Non-chess hobbies that he pursues tend to be rather fanatical. For a time, he played endless games of Internet checkers:
"I would ... go onto the site and play checkers for hours on end, until you no longer get up from your desk, and have square eyes. ... it takes me a huge amount of effort to stop."
Unfortunately, he also finds chess somewhat antisocial, relating that:
"In general, I feel as though I don't have enough contact with people... In chess there's constant competition and it's important not to reveal your weaknesses, which has hurt me a little in life as I don't talk enough with people... there has to be a certain distance between competitors."
Elaborating on this, he opines:
"I'd say that for a top-level chess player, sincerity and openness are negative qualities."

Of course, Ivanchuk is also famous for his eccentric, seemingly autistic moments, such as when he was awarded an oversized, ceremonial winner's check for finishing first at the 1994 Intel Grand Prix, and, left holding it on the stage, he looked at it bemusedly for a moment and then proceeded to attempt to fold it down to pocket size and put it into his wallet.

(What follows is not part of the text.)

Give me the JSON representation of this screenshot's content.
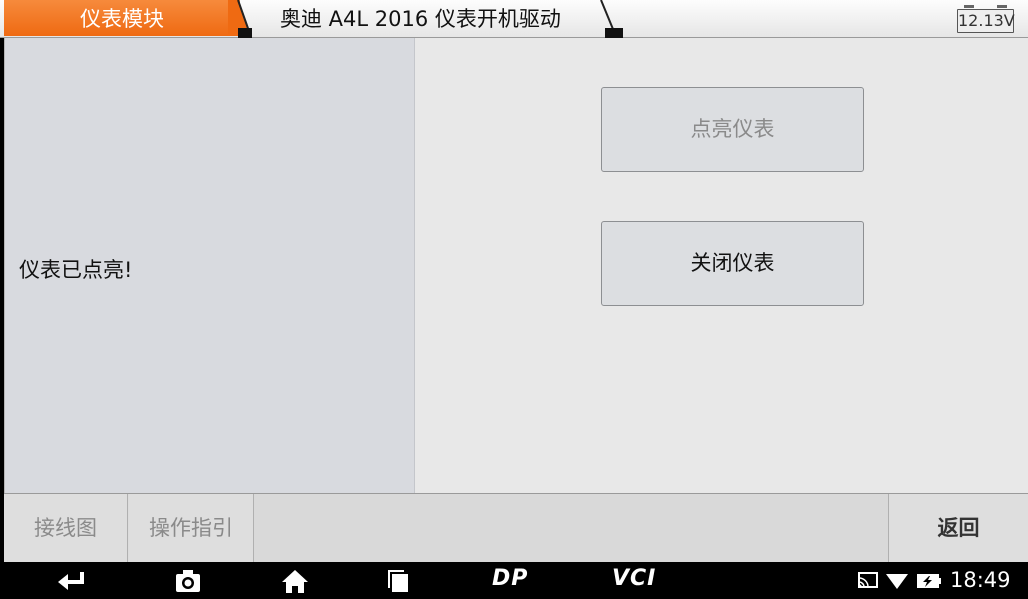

The tournament organizers had to intervene!
On another occasion, he was been observed out in a park near his hotel around midnight, dressed in shorts despite freezing temperatures and howling like a wolf, perhaps attempting to exorcise the agony of his loss the day before...
In this same spirit, I'd like to wrap this up with another priceless Ivanchuk quote. Whens asked whether chess playing came naturally to him, he replied:
"It's like a centipede. If it thought about how to place its feet it would be difficult for it to move, but instead it just moves, and everything works out well for it."